San Jose, Austin, Cambridge, San Francisco … Detroit?
Most people don’t think of the Motor City as an incubator of tech innovation. But as both Big Tech and nimble startup culture have turned their attention to the auto industry over the past half-decade, lured by the promise of driverless cars, both sides have seized on a new opportunity for partnership — one that’s partly the product of a joint moment of necessary humility.
As the Silicon Valley mantra of “move fast and break things” meets the unforgiving reality of the urban road, Detroit is becoming the natural home to dozens of auto-tech ventures. Harnessed correctly by rational regulation, Detroit can view the emerging industry of autonomous-vehicle technology not as just a job creator, but as a way to improve quality of life for residents and commuters.
A decade ago, as Detroit was hurtling toward municipal bankruptcy and the region’s auto industry was mired in economic crisis, it might have seemed obvious that the next generation of automotive research and development would find its natural home in Silicon Valley. On the software side, Uber and Lyft were building headquarters in San Francisco. On the hardware side, Tesla, too, was making California its home. The West Coast would further build on its advantage: a critical combination of tech brainpower and startup brashness. Who needs lumbering old car companies?
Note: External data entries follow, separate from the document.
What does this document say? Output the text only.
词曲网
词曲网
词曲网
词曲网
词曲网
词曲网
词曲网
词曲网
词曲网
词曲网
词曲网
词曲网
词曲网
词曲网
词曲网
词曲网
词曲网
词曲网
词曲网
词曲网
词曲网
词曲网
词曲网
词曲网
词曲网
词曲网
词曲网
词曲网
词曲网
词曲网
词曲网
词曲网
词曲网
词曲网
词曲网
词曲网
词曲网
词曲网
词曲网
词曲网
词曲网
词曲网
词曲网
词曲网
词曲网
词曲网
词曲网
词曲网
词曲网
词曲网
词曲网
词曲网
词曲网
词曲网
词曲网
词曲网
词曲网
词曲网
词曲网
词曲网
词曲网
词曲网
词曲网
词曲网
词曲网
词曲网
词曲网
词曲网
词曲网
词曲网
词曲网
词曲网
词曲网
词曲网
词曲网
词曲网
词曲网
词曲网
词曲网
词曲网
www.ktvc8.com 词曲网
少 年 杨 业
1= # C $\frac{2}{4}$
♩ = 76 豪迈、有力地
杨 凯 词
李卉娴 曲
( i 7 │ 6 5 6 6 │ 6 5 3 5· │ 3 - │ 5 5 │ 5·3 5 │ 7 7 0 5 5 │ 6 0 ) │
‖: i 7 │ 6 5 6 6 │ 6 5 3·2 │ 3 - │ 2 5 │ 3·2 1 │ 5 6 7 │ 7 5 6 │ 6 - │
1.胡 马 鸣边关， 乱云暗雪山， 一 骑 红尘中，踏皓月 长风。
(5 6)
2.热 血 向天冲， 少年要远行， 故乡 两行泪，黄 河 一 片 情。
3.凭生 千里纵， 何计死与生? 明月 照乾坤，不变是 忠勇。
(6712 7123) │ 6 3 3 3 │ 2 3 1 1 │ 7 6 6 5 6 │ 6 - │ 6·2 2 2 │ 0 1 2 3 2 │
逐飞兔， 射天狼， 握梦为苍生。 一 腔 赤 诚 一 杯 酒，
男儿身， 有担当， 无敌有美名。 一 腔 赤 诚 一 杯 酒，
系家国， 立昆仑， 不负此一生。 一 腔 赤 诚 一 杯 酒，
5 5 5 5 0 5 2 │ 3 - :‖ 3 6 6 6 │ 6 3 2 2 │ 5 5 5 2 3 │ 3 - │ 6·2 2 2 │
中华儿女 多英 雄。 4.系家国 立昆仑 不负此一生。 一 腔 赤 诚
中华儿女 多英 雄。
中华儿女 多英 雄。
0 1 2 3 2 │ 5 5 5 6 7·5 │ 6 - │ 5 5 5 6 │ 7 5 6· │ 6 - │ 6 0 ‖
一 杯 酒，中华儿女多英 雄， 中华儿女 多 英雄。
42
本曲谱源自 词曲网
But in the past few years, tech has absorbed two lessons. First, building a car is hard. Of course, building Google was hard, too. But a company that wants to build a car from scratch or sell a driverless-tech innovation to an existing auto company must understand how a physical assembly line works, something that the non-hierarchical tech world hasn’t done on a mass scale, but that the Detroit region has long been perfecting.